You can decrease your chances of straining a muscle if you take some basic precautions:

  • Try not to sit in one position for too long. Take frequent breaks to move and change position. Use a chair that provides good support for your lower back, or use a pillow for support. Try to keep your knees level with your hips.
  • Maintain good posture when standing and sitting. If you spend a long time in one position, try to alternate putting one foot and then the other on a low footstool. This can help decrease stress on your back muscles.
  • Lift objects carefully. Keep your back straight, bend at the knees, and always lift with your legs. Hold the weight close to your body.

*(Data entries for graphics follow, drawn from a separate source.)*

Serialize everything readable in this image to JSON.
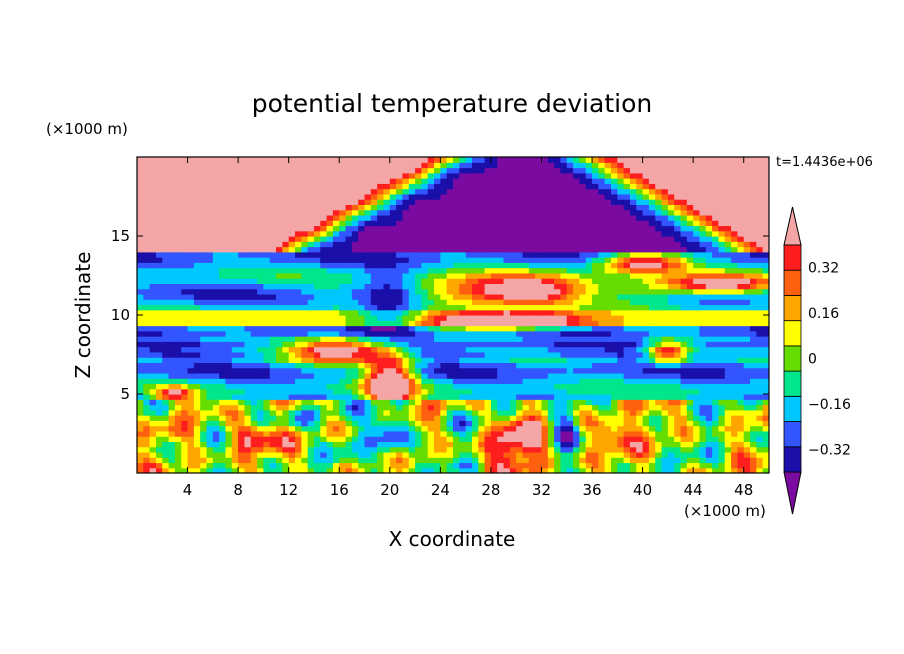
{
  "chart_data": {
    "type": "heatmap",
    "title": "potential temperature deviation",
    "xlabel": "X coordinate",
    "ylabel": "Z coordinate",
    "x_unit": "(×1000 m)",
    "y_unit": "(×1000 m)",
    "time_label": "t=1.4436e+06",
    "xlim": [
      0,
      50
    ],
    "ylim": [
      0,
      20
    ],
    "x_ticks": [
      4,
      8,
      12,
      16,
      20,
      24,
      28,
      32,
      36,
      40,
      44,
      48
    ],
    "y_ticks": [
      5,
      10,
      15
    ],
    "grid": false,
    "colorbar": {
      "position": "right",
      "min": -0.4,
      "max": 0.4,
      "step": 0.08,
      "labels": [
        {
          "value": 0.32,
          "text": "0.32"
        },
        {
          "value": 0.16,
          "text": "0.16"
        },
        {
          "value": 0,
          "text": "0"
        },
        {
          "value": -0.16,
          "text": "−0.16"
        },
        {
          "value": -0.32,
          "text": "−0.32"
        }
      ],
      "colors": [
        "#7a0aa0",
        "#1a0fa8",
        "#3355ff",
        "#00c8ff",
        "#00e68a",
        "#66dd00",
        "#ffff00",
        "#ffa500",
        "#ff6010",
        "#ff1e1e",
        "#f4a6a6"
      ]
    },
    "description_regions": {
      "upper_layer_z_range": [
        14,
        20
      ],
      "lower_turbulent_layer_z_range": [
        0,
        4.8
      ]
    }
  }
}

Don’t lift and twist at the same time.
  • Take precautions to prevent falls, such as holding handrails on stairways, avoiding slippery surfaces, and keeping your floors uncluttered.
  • Lose weight if you’re overweight.
  • Wear shoes that fit properly.
  • Warm up your muscles thoroughly first – do some gentle exercise to get your body ready for more vigorous activity.
  • Cool down properly afterwards – gradually decrease your activity levels until your breathing and heart rate return to normal.
  • Do some gentle stretches while your muscles are still warm.
  • Use the correct exercise or sports equipment.
  • Wear properly fitting sports shoes – and the right shoes for your activity.
  • Replace your shoes when they wear out.
  • Avoid exercising when you’re tired or in pain.
  • Have regular days off exercise between training sessions.

Regular exercise can keep your muscles healthy and strong, but proper techniques are also crucial in preventing muscle strains. Always stretch and warm up before engaging in physical activity.

Similarly, take the time to stretch after each workout or session of physical activity to prevent muscle stiffness. If you’re new to exercising, start slowly. Build up your activity a little at a time.

It’s vital that you understand your body’s limitations. If something doesn’t feel right during an activity, stop immediately.

Some people may benefit from working with a physical therapist or a strength and conditioning professional to help improve their exercise technique and allow them to build strength and flexibility safely.